En el ámbito de los servicios de seguridad, cuyo sentido de negocio se orienta a la protección y salvaguarda de la sociedad y sus integrantes, así como la continuidad de su funcionamiento, se presenta este fenómeno organizacional, en particular porque la gran mayoría de las empresas se ubican en el segmento de las micro, pequeñas y medianas empresas, creadas por iniciativas individuales o de pequeños grupos, operando en condiciones de virtual supervivencia en el mercado, y con índices de rotación del 60% en promedio entre su personal operativo.

En este contexto, los cuadros directivos de las organizaciones de servicios de seguridad, tanto institucionales en el sector público, como empresariales en el sector privado, suelen surgir de los estratos operativos o incluso de ajenos a éste ámbito de negocio, por ende con una comprensión limitada de la cultura organizacional, así como con poca o nula preparación como mandos de dirección. Por ello, la efectividad de estas organizaciones suele ser muy limitada, incluso en aquellas de grandes dimensiones, ya que mayor no es sinónimo de mejor.

De aquí la conveniencia de configurar un programa para la profesionalización de directivos, específicamente orientado a las características de las organizaciones en el ámbito de los servicios de seguridad, pero simplificado de tal manera que sea asimilable y comprensible por personas con niveles académicos de nivel medio y susceptible de aplicarse a una organización en particular, la del interesado. Formar profesionales especializados en el negocio propio.

Este es precisamente el propósito del Programa de Desarrollo Empresarial para el Negocio de la Seguridad: desarrollar, fortalecer y mejorar habilidades directivas en el ámbito de los servicios de seguridad, orientadas a las características de una organización en particular, que puede ser de naturaleza institucional en el sector público, o empresarial en el sector privado. El cual integra en un esquema sinérgico un proceso formativo de profesionalización con otro de asistencia técnica para la aplicación de las técnicas y métodos impartidos, que contemplan:

  • El esquema del Modelo Cibernético, desarrollado originalmente para instituciones financieras, aplicado para el modelado tanto de diagnóstico como de ingeniería o reingeniería organizacional, según sea el caso.
  • Una metodología parametrizada de Mapeo Organizacional, para la planeación en los tres niveles: estratégico, táctico y operativo, incluyendo la conformación de los mecanismos de control.
  • Una metodología también parametrizada de Modelado de Negocio, para la especificación del ámbito específico establecido como mercado objetivo de la oferta de servicios de la organización.

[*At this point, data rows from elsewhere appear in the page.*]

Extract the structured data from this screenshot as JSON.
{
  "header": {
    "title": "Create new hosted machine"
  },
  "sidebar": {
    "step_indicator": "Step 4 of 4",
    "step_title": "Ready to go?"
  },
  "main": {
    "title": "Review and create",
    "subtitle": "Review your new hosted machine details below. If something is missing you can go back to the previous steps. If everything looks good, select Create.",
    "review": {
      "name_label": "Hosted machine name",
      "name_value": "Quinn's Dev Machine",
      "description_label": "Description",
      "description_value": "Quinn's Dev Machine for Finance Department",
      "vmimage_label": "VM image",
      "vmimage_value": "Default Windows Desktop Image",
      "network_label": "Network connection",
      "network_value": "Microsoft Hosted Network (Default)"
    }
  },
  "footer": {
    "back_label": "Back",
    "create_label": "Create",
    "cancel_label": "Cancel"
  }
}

La Imagen Objetivo proyectada para este programa, es que los directivos de una organización sean capaces de establecer de manera progresiva pero con resultados inmediatos o al menos en el corto plazo, las condiciones pertinentes de orientación, orden y control en su estructura y funcionamiento, a fin de que alcance un nivel de competitividad que le permita transitar de un estado actual de precaria supervivencia hacia una situación de exitosa prosperidad estable y creciente, sustentada en una capacidad real de competencia de alcance no solo local sino global.

Porque las condiciones de la globalización en el contexto contemporáneo de los negocios en general, públicos y privados, plantean nuevas exigencias que los modelos de épocas anteriores encuentran cada vez más difíciles de cubrir. Son los nuevos retos de los nuevos tiempos, que podemos pretender ignorar y sufrir las consecuencias, o prepararnos para enfrentarlos, y eventualmente superarlos. Es lo que marcará la diferencia entre vivir bajo un riesgo constante de estancarse, incluso decrecer hasta perecer ante la competencia, o llegar a prevalecer sobre ella. Una diferencia fundamental entre el fracaso o el éxito.

El que no aplique nuevos remedios debe esperar nuevos males.
Porque el tiempo es el máximo innovador.